Retailers with a 1% to 3% profit margin aren’t going to win by paying third parties 10% to 25% of each sale.

And as long as humans are needed for deliveries margins will be terrible at third party delivery services. And when automated delivery becomes highly commoditized & widely available, most of the value will bypass any third party delivery services and accrue directly to the retail outlets.

I might consider buying KR again in the future, but the whole market feels like it is sliding down & when the market is sucking an egg you basically have to trade almost perfect on long-only trades to stay flat. Unless you short stocks, you are almost better off ignoring the market until there is an uptrend.

The S&P 500 sliding below the 200-day moving average is not a great thing. Even if that is a nonsense technical signal of limited relevance, the fact that many people follow it makes it real. Many will be selling to de-risk portfolios and keep some dry powder.

CVS is down once again, along with Walgreens Boots Alliance (WBA). At this point both are deep value plays which are priced as though their business models are doomed. If multiple company insiders spent 6 figures on CVS shares at about $58 a share about a week ago, then the current $52 share price doesn’t look particularly expensive.

Big tech companies like Google, Amazon, Spotify & Pandora are challenging increased royalty rates for song writers.

The three-judge board, appointed by the Librarian of Congress to determine copyright payments, voted 2-1 last year in favor of raising the percentage of mechanical royalties owed to a song’s writers from 10.5 percent of revenue to 15.1 percent of revenue by 2022. The decision followed a two-year trial regarding how songwriter royalty splits might adapt to the streaming era. The leading songwriter association is calling the appeal by tech companies “shameful” and has announced plans to file its own appeal.

Central banks are pouring fuel on the fire as normalization seems to be … err … not working so well.

The Bank of Japan appears a decade or two ahead of other central banks in their seemingly never-ending interventions. They’ve killed their bond market (as they are the market) & the central bank owns a huge portion of their domestic ETF markets while bond yields are effectively zilch out to about a decade.

China is a firehose of money, seemingly announcing a new stimulus measure almost every week. Lowered reserve requirement ratios, QE-styled stimulus, tax cuts, etc.

The ECB announced new stimulus measures.

The European Central Bank made a major policy reversal Thursday, unveiling plans for fresh measures to stimulate the eurozone’s faltering economy less than three months after phasing out a €2.6 trillion ($2.9 trillion) bond-buying program, making it the first rich-country central bank to ease policy in response to the global slowdown.
The ECB said it would hold interest rates at their current levels at least through the end of this year—months longer than previously signaled—and announced plans for a fresh batch of cheap long-term loans for banks.

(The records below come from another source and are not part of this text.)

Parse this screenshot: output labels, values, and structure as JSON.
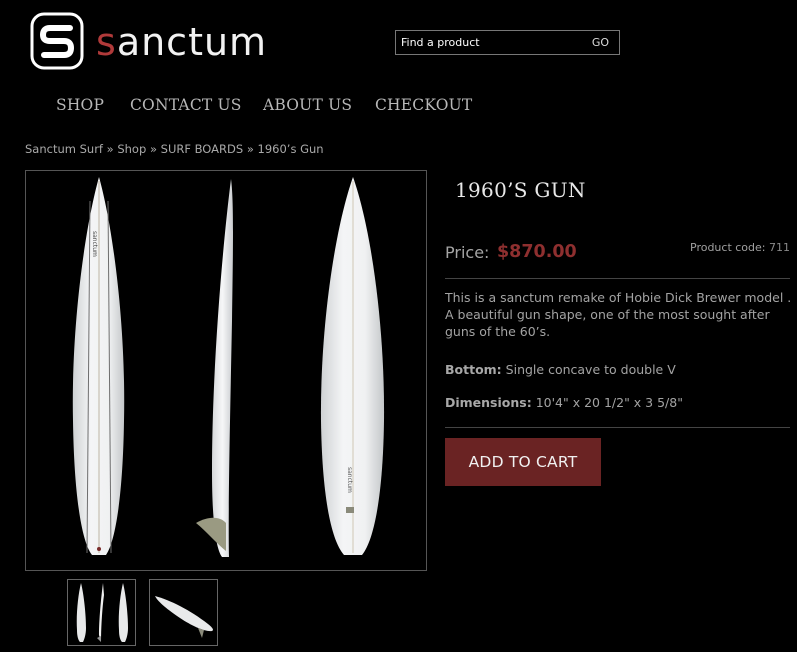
{
  "brand": {
    "name": "sanctum",
    "name_first": "s",
    "name_rest": "anctum"
  },
  "search": {
    "placeholder": "Find a product",
    "button_label": "GO"
  },
  "nav": {
    "items": [
      {
        "label": "SHOP"
      },
      {
        "label": "CONTACT US"
      },
      {
        "label": "ABOUT US"
      },
      {
        "label": "CHECKOUT"
      }
    ]
  },
  "breadcrumb": {
    "items": [
      "Sanctum Surf",
      "Shop",
      "SURF BOARDS",
      "1960’s Gun"
    ],
    "separator": "»"
  },
  "product": {
    "title": "1960’S GUN",
    "price_label": "Price:",
    "price": "$870.00",
    "code_label": "Product code:",
    "code": "711",
    "description": "This is a sanctum remake of Hobie Dick Brewer model . A beautiful gun shape, one of the most sought after guns of the 60’s.",
    "bottom_label": "Bottom:",
    "bottom_value": "Single concave to double V",
    "dimensions_label": "Dimensions:",
    "dimensions_value": "10'4\" x 20 1/2\" x 3 5/8\"",
    "add_to_cart": "ADD TO CART",
    "board_logo_text": "sanctum"
  },
  "colors": {
    "accent": "#6a2323",
    "price": "#8e2f2f",
    "background": "#000000"
  },
  "icons": {
    "search": "none",
    "thumbnails": [
      "board-three-views-thumbnail",
      "board-angled-thumbnail"
    ]
  }
}
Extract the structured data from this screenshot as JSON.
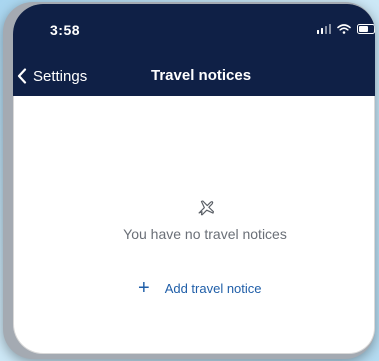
{
  "status_bar": {
    "time": "3:58",
    "icons": [
      "signal-icon",
      "wifi-icon",
      "battery-icon"
    ]
  },
  "nav": {
    "back_label": "Settings",
    "title": "Travel notices"
  },
  "empty_state": {
    "icon": "airplane-icon",
    "message": "You have no travel notices"
  },
  "actions": {
    "add_label": "Add travel notice",
    "add_icon": "plus-icon"
  },
  "colors": {
    "header": "#0f2046",
    "accent": "#1f5ea8",
    "text_secondary": "#6a6f77",
    "background": "#ffffff"
  }
}
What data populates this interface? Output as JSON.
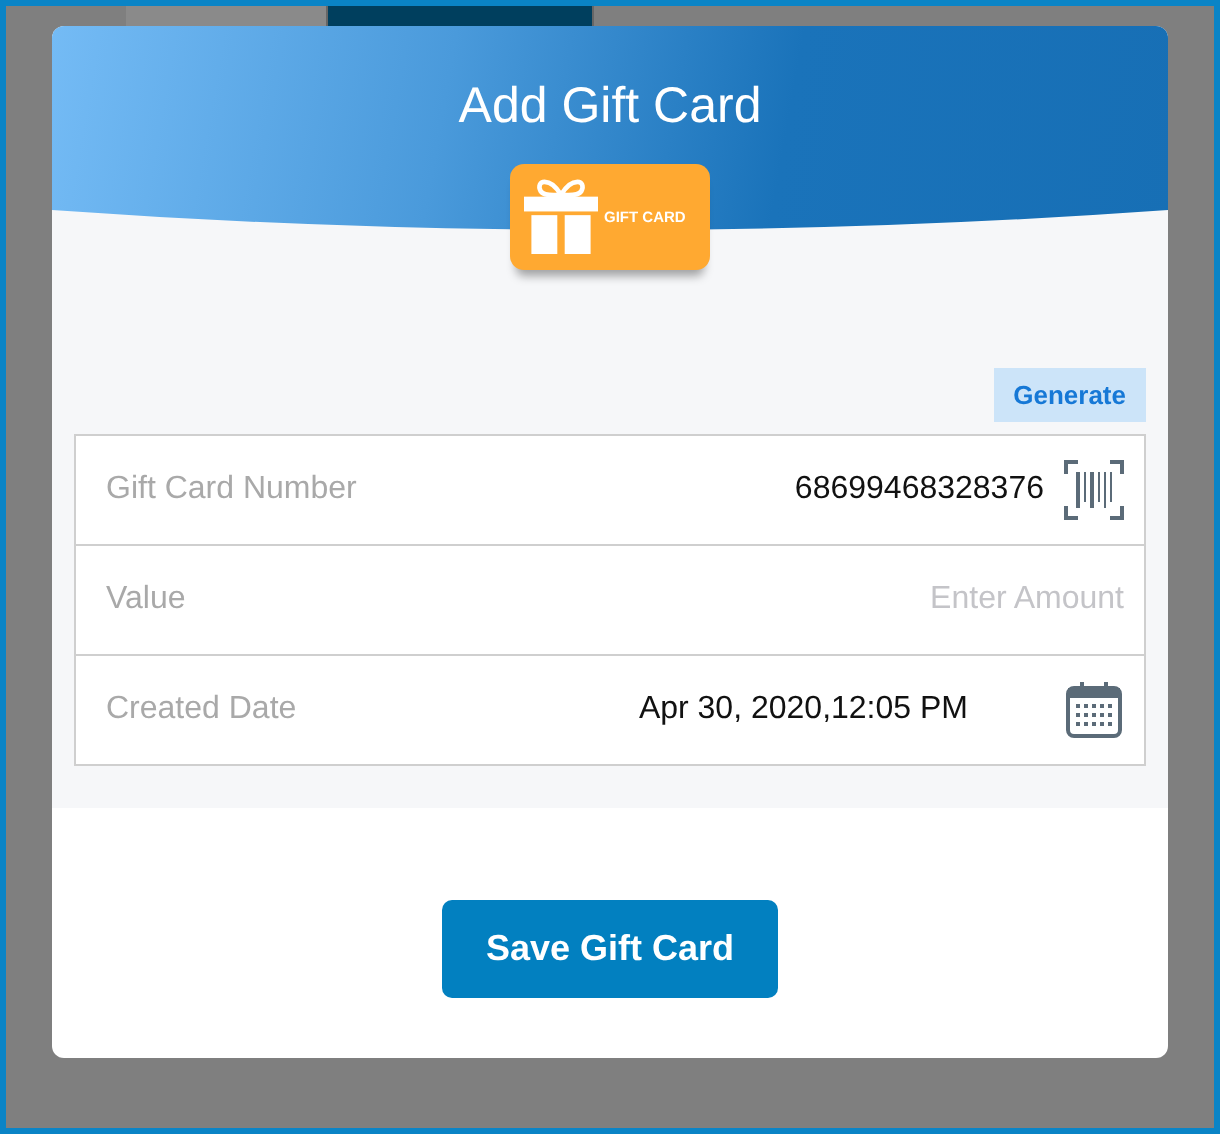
{
  "dialog": {
    "title": "Add Gift Card",
    "card_label": "GIFT CARD"
  },
  "generate_button": "Generate",
  "fields": [
    {
      "kind": "barcode",
      "label": "Gift Card Number",
      "value": "68699468328376"
    },
    {
      "kind": "input",
      "label": "Value",
      "placeholder": "Enter Amount"
    },
    {
      "kind": "date",
      "label": "Created Date",
      "value": "Apr 30, 2020,12:05 PM"
    }
  ],
  "save_button": "Save Gift Card"
}
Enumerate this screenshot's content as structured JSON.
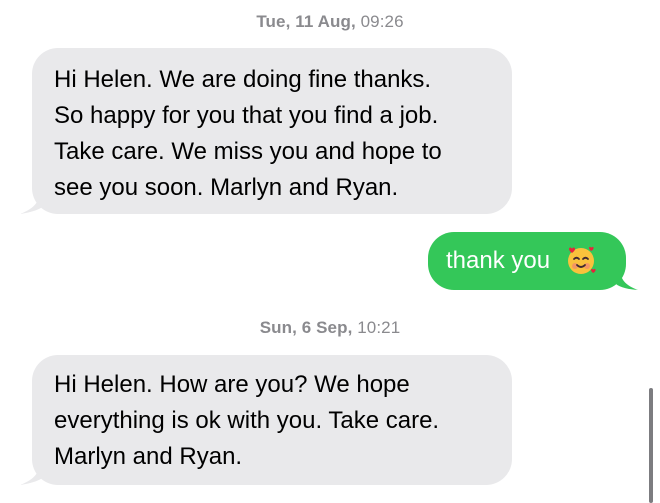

And not only is Trump once again complaining about the Dollar being too strong along with record trade deficits, but the Federal Reserve stated they paused rate hikes due to corporate debt saturation inside the United States.

A $5.7 trillion borrowing binge by U.S. companies could make a slowdown in the world’s biggest economy even more painful and is one more reason the Federal Reserve was wise to put interest rate hikes on hold, Robert Kaplan, president of the Dallas Fed, said.

60 Minutes will soon have a segment with Federal Reserve head Jay Powell this Sunday. It’s probably nothing.